CONWAY, SC (WBTW) – Pretty soon Lake Busbee won’t be a lake.
Santee Cooper started draining the former coal plant cooling pond about a month ago. Already you can see the signs of that process. The lake wasn’t that deep to begin with anyway, but the water has gone down several feet over the month with parts of the bottom now visible.
The lake will now return to wetlands. The decision comes after the City of Conway refused to take over the lake, questioning contamination.
“For a while it’s gonna be an eyesore,” Al Boatright said, who lives in Horry County and passes the lake every day. “This past week it’s went down real fast,” he said.
Boatright questions Santee Cooper’s decision to drain the water into the Waccamaw River. “If they were so concerned about the lake, why’d they put the water back in the river?”
It’s a question others have asked News13. So Wednesday we asked Santee Cooper for answers.
“Nothing exceeded EPA water quality levels, as far as the testing of the water, ” said Susan Mungo, spokesperson for Santee Cooper.
But the soil is a different story. Mungo said contamination levels found in the sediment are “measurable” but don’t “pose an unacceptable risk to human health or the environment.”

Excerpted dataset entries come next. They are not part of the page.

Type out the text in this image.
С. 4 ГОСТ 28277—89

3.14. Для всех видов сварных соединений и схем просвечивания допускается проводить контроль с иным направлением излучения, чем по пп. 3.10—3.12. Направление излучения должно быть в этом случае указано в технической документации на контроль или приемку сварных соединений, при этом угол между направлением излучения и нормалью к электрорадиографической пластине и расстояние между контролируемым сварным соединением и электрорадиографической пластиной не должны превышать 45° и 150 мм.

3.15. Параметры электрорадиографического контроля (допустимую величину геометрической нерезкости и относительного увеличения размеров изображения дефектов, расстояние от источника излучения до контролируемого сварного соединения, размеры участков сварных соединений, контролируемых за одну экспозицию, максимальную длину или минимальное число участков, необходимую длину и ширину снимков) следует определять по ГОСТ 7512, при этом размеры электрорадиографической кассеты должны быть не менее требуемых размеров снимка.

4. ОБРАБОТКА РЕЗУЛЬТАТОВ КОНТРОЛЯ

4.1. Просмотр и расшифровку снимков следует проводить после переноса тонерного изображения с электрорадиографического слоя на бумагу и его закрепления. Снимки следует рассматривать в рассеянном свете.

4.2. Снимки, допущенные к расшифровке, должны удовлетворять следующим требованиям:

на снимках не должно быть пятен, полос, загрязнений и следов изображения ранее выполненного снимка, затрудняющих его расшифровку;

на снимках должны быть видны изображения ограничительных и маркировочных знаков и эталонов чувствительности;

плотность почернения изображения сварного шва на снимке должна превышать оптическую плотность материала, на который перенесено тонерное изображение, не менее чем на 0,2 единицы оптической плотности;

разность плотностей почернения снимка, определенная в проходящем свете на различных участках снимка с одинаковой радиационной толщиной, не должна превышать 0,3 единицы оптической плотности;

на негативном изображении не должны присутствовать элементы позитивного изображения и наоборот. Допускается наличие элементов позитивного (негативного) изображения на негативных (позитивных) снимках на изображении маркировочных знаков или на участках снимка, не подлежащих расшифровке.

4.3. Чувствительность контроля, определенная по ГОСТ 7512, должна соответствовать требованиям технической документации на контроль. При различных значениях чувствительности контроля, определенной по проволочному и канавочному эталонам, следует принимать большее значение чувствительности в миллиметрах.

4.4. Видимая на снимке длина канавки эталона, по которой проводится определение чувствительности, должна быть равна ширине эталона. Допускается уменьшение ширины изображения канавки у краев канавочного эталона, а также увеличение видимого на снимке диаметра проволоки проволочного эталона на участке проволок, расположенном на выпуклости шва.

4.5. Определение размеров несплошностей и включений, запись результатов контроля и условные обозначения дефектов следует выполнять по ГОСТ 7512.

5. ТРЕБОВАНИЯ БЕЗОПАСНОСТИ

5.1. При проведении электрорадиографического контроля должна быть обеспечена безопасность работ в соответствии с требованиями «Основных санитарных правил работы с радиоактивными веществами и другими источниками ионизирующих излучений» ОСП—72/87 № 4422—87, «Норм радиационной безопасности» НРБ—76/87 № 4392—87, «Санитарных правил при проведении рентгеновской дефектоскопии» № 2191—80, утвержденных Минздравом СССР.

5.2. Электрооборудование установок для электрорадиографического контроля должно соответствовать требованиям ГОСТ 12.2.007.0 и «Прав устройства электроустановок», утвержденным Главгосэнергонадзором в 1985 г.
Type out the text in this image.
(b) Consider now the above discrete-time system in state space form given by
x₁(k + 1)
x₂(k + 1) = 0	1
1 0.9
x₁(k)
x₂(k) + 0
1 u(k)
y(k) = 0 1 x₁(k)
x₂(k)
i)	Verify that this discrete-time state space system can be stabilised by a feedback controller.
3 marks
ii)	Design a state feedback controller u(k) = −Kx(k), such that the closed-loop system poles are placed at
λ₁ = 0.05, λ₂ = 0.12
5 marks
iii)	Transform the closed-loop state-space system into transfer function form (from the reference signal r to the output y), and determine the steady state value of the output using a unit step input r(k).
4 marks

We asked if the sediment or bottom feeders that might have been exposed to it pose a risk to the Waccamaw. “Not according to testing done for approved closure plan,” Mungo said in a follow-up text.
“We basically want people to know environmentally we believe we’re doing the right thing here,” she said. “We are going to take it back to a natural wetland state.”
According to Mungo, the 40 or-so largemouth bass they relocated aren’t a risk either. The other smaller fish not placed in the river will become food for birds and alligators.
“There’s a smell,” Danielle Smith said, who lives in Conway and regularly visits the lake’s trails. “But you know being in Horry County, Georgetown County area you know what you’re getting into because we have the Inlet, which smells a lot worse than this does.”
Santee Cooper says the draining process will continue over the next month, then they’ll let the land sit for the summer. They then will start planting native tree saplings in-season.
In the meantime, you can still use the trail for walking and biking, which will stay open when the area goes back to swampland.